Dlaczego łańcuch miałby uszkodzić lakier ramy przy kasecie? Nie dało się poprawnie wyregulować przerzutki?
Trytki są dla mnie synonimem prowizorki. Tandetnej do tego.
Nawet w fabrycznych rozwiązaniach bezkrytycznie je stosują uznani producenci (mocowanie szarkfinów, kabli, przewodów liczników itd.). Przeraża mnie nonszalancja, z jaką ludzkość ich używa. Gdzie się podziała potrzeba i umiejętność projektowania rozwiązań dedykowanych, a nie uniwersalnych?
W moich rowerach nie ma i nie będzie ani jednej trytki (z wyjątkiem sytuacji awaryjnych).
Wszystkim trytkom, mówię głośne i stanowcze "raczej nie"!
Tak, opaski to jest bazar tandeta. Chodzi tu wyłącznie o ochronę.
Tylko, że idąc tym tropem musiałbym pozbyć się wszystkich. Tak, jest to droga na skróty.
Jak zamocować przewody od kadencji, licznika? Stosować pękające, murszejące gumki?
Fakt, że kiedyś nie było opasek i można było sobie poradzić.
Łańcuch nie powinien otrzeć o ramę. Jedna rama jest tu mocno otarta. Jak to się stało, naprawdę nie wiem.

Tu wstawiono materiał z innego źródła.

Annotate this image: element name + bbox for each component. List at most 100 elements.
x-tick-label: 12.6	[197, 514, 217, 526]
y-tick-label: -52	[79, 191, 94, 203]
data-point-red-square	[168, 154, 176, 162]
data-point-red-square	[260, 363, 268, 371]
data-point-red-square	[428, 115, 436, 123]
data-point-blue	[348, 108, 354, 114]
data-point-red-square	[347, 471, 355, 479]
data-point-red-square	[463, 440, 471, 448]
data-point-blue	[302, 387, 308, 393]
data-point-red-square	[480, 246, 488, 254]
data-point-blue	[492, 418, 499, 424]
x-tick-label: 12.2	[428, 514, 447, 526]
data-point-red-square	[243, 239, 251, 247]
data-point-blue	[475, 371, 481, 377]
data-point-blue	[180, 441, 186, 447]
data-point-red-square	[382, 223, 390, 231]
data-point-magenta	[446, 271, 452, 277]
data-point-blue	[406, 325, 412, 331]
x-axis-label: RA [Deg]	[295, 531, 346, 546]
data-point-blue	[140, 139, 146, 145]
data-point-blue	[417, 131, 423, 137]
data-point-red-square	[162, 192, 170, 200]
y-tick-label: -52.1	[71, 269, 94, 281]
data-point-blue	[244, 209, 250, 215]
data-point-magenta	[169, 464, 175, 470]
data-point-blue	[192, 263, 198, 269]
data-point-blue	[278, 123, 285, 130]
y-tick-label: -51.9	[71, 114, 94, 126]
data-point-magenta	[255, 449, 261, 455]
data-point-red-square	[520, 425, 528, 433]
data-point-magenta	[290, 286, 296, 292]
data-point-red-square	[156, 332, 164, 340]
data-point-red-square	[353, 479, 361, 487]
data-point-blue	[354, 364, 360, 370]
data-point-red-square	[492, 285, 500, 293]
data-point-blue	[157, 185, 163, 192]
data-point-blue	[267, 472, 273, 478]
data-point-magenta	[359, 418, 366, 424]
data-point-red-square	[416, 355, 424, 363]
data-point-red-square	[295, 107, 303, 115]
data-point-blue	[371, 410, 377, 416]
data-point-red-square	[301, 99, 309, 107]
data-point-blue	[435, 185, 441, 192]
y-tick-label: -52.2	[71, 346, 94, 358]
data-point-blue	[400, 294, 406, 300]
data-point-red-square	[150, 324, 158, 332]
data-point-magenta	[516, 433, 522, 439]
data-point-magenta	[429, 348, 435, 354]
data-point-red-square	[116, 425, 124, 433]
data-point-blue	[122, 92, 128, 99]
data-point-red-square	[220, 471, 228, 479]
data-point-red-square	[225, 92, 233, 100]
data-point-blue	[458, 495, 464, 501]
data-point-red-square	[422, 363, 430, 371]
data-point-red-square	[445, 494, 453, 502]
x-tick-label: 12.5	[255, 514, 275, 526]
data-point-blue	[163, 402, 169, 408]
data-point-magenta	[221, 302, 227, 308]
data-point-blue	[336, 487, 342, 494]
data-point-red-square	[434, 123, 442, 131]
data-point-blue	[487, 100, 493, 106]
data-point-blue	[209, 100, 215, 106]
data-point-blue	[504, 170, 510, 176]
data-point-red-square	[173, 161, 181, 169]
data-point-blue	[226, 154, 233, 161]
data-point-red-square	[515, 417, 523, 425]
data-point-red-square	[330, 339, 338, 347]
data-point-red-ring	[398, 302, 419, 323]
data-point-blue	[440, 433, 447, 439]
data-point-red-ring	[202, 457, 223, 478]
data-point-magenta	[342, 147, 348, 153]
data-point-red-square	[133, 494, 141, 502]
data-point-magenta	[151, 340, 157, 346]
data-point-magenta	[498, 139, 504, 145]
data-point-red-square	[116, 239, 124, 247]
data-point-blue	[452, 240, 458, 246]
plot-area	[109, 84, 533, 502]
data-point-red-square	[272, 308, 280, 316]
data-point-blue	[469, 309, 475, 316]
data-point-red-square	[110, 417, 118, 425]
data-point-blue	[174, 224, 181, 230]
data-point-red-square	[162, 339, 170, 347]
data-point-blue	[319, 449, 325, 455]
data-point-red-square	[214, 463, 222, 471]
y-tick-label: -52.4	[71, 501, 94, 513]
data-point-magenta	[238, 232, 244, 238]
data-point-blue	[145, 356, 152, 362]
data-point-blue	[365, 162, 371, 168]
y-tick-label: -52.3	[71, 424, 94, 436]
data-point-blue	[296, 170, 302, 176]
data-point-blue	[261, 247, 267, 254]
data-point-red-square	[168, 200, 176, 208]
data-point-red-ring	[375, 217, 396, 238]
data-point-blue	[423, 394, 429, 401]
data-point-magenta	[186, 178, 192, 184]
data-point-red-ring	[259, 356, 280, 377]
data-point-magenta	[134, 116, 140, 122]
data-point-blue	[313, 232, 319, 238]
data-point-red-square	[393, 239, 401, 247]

Przestrzeń pomiędzy łańcuchem a ramą to jakieś niecałe 2 mm w tym przypadku i tak było w tym rowerze, nawet przy starych piastach Exage. Musiałbym zrobić zdjęcia, żeby pokazać.
Słowa krytyki są bardzo ważne, nie chodzi przecież o to żebyśmy tylko sobie słodzili.
Reprymendę od Skoliozy też już dostałem, za mieszanie epok.
No cóż uwzględnię i ją. Wheeler też pójdzie jeszcze na poprawki. Poluję na kilka właściwych części.